Über uns

Wir sind eine Gruppe von Bürgerinnen und Bürgern aus Vaihingen an der Enz, die sich zur BürgerGärtenBewegung zusammengeschlossen haben, weil sie den Plänen der Stadt, das alte Enßle-Gebäude samt eines Teils der Bürgergärten abzureißen und durch einen Wohn- und Geschäftskomplex zu ersetzen, äußerst kritisch gegenüberstehen.

Die neu entstehenden Einkaufsflächen, so der Stadtrat, sollen der Belebung der Innenstadt dienen. Nur: Das Plangebiet liegt außerhalb der Stadtmauern, ohne einen direkten Anschluss an die Innenstadt. Das bedeutet in unseren Augen, dass das Ziel der Wiederbelebung der Innenstadt auf diese Weise nicht erreicht werden kann. Statt eines erhofften Aufschwungs was die Geschäftstätigkeit im Innenstadtbereich angeht, ist die Gefahr sehr groß, dass es durch die die isolierte, der Innenstadt abgewandten Lage des Neubaus, zum gegenteiligen Effekt kommt.

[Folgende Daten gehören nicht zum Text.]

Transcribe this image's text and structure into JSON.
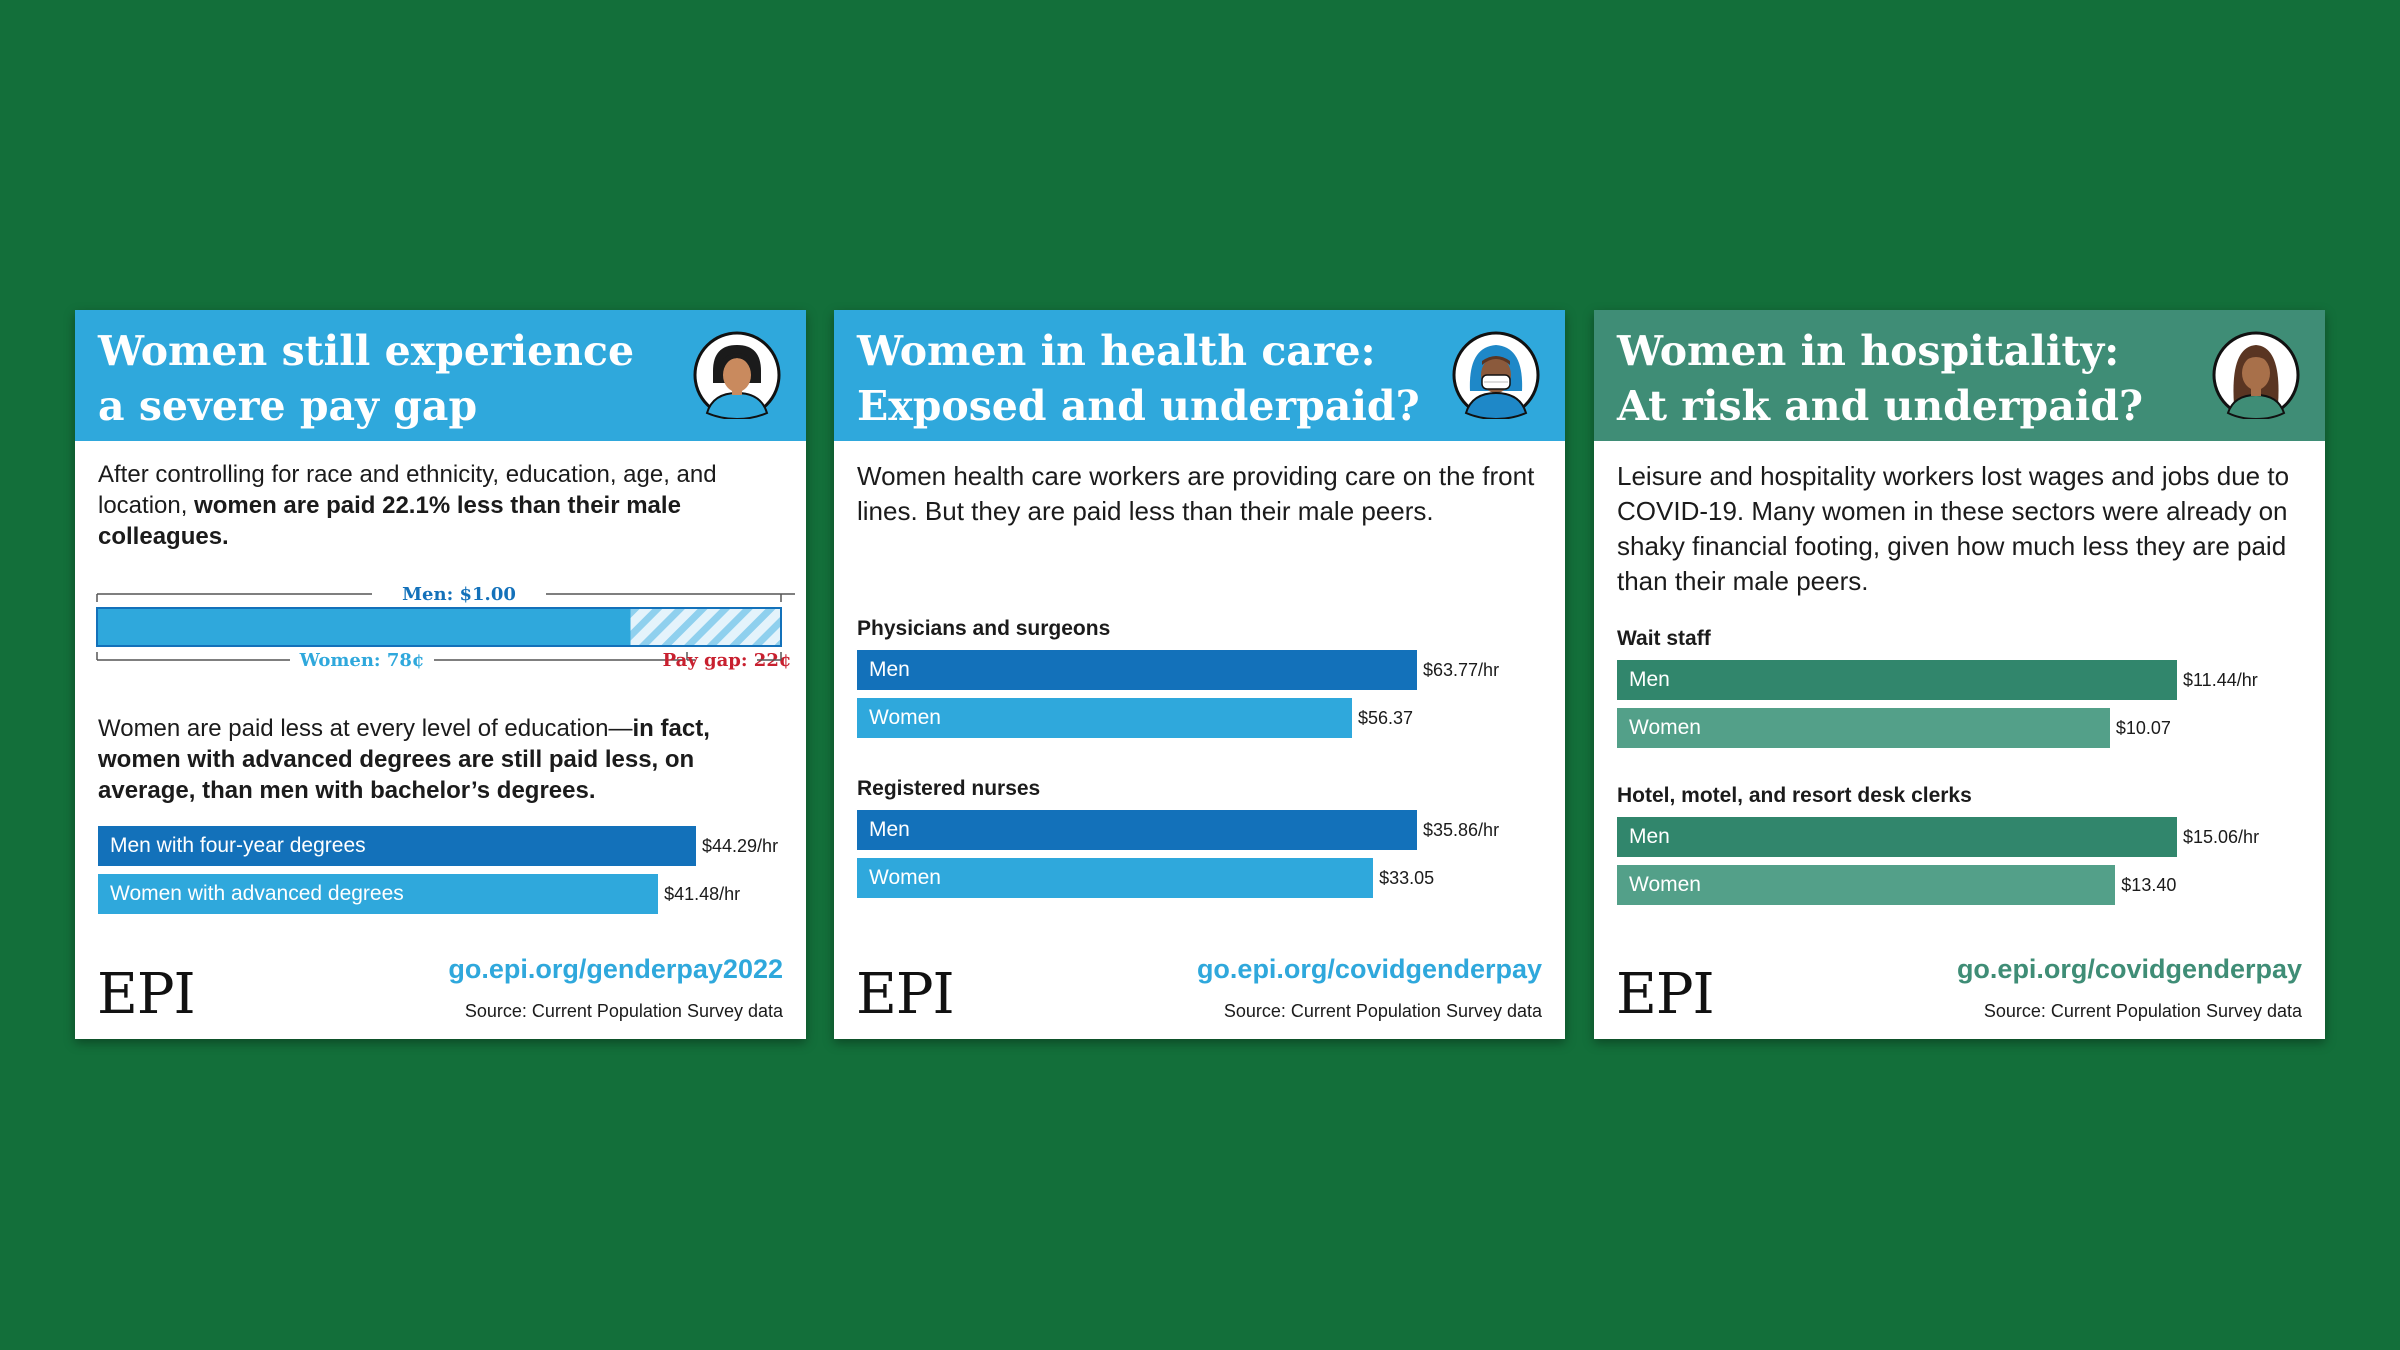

Angesichts der Tatsache, dass in der Innenstadt bereits zahlreiche Gewerbeflächen leer stehen, sind wir der Ansicht, dass wir den Neubau nicht brauchen. Und selbst wenn wir die neuen Ladenflächen benötigen sollten: Die veranschlagte Fläche des neuen Gebäudes entspricht in etwa der des bestehenden Enßle-Gebäudes. Was spricht dagegen, dass dieses renoviert und dem neuen Zweck angepasst wird? Die Bausubstanz des unter den Eternitplatten versteckten Backsteingebäudes ist solide genug, deutlich solider als die eines modernen Betonbaus und wird sich viel besser in das Stadtbild einfügen.

Ein zweiter wichtiger Punkt unseres Anliegens ist die stückweise Zerstörung der einzigen Grünfläche im Altstadtgebiet, die nicht nur der Erholung dient, sondern maßgeblich zur Geschichte der Stadt gehört. Zwar handelt es sich bislang nur um ein kleines Teilstück der Köpfwiesen, das aktuell zur Disposition steht, doch angesichts der Tatsache, dass im klimaökologischen Gutachten von 1994 — das bislang bei sämtlichen Bauvorhaben in Vaihingen an der Enz strikt beachtet wurde — angeraten wird, die Köpfwiesen nicht zu bebauen, ja sogar ein Rückbau empfohlen wird, stellen wir die Sinnhaftigkeit der Pläne in Frage. Die Köpfwiesen haben einen wesentlichen Anteil am Mikroklima der Altstadt. Wenn die Köpfwiesen noch weiter zubetoniert werden als es ohnehin schon der Fall ist, besteht die Gefahr, dass es im Innenstadtbereich zu einem noch schlechteren Luftaustausch und einer erhöhten Schadstoffbelastung der Luft kommt.

Unser Ziel ist es, den Stadtrat zum Einlenken zu bewegen und im Zuge dessen alternative Konzepte zu entwickeln, die sich viel mehr mit der aktuellen Stadtentwicklung und dem explizit formulierten Nachhaltigkeitsanspruch, den unsere Stadt erhebt, vereinbaren lassen. Was Vaihingen an der Enz wirklich braucht, ist nicht ein weiterer innovationsloser Wohn-/Einkaufskomplex aus der architektonischen Konserve, der im städtischen Gefüge ein Störfaktor darstellt, sondern kreative Ideen, wie wir unsere charmante Altstadt wieder attraktiver machen können!